Personal information
- Nickname: Conny
- Nationality: Austrian
- Born: 1 July 1979 (age 47) Wörgl, Austria

Sport
- Sport: Para-cycling
- Disability class: H4

Medal record
Women's para-cycling
Representing Austria
Road World Championships
| Silver medal – second place | 2024 Zurich | Time trial H4 |
| Silver medal – second place | 2024 Zurich | Road race H4 |
| Bronze medal – third place | 2025 Ronse | Time trial H4 |
European Championships
| Bronze medal – third place | 2023 Rotterdam | Time trial H4 |

= Cornelia Wibmer =

Austrian para-cyclist (born 1979)

Cornelia Wibmer (born 1 July 1979) is an Austrian Para-cyclist. She represented Austria at the 2024 Summer Paralympics.

==Career==
Wibmer made her international debut for Austria at the 2022 UCI Para-cycling Road World Championships and finished in fourth place in the road race and time trial H4 events. She was subsequently named the Austrian female para-cyclist of the year in 2022.

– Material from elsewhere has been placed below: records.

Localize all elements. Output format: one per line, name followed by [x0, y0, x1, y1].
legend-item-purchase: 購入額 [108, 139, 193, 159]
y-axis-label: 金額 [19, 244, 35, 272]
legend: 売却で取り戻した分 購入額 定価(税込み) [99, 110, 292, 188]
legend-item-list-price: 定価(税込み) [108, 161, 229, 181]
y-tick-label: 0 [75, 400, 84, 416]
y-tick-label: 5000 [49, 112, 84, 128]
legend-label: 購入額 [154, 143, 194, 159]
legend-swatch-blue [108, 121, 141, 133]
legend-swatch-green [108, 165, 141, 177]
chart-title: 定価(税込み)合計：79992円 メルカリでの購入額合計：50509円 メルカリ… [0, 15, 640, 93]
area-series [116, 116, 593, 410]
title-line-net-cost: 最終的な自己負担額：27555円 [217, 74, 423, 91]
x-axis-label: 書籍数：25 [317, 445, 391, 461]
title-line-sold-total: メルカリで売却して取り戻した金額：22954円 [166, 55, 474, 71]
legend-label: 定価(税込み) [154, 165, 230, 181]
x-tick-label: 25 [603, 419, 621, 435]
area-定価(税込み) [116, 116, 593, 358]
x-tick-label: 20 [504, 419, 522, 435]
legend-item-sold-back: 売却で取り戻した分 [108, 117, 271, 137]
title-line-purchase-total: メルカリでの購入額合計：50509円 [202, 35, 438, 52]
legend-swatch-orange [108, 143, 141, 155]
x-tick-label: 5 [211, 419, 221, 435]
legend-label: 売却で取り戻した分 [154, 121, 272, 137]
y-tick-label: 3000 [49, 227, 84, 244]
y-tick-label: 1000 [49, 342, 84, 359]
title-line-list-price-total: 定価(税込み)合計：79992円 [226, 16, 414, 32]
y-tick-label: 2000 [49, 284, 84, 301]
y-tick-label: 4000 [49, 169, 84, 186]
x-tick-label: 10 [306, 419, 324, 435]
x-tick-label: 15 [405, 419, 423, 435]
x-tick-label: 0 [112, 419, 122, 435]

In August 2023, she competed at the 2023 European Para Championships and won a bronze medal in the time trial H4 event.

In September 2024, Wibmer represented Austria at the 2024 Summer Paralympics and finished in 11th place in the road race H1–4 event and 13th place in the time trial H4–5 event. Weeks later, she then competed at the 2024 UCI Para-cycling Road World Championships and won a silver medal in the time trial H4 event.

==Personal life==
Wibmer has been a paraplegic since an accident in 2001.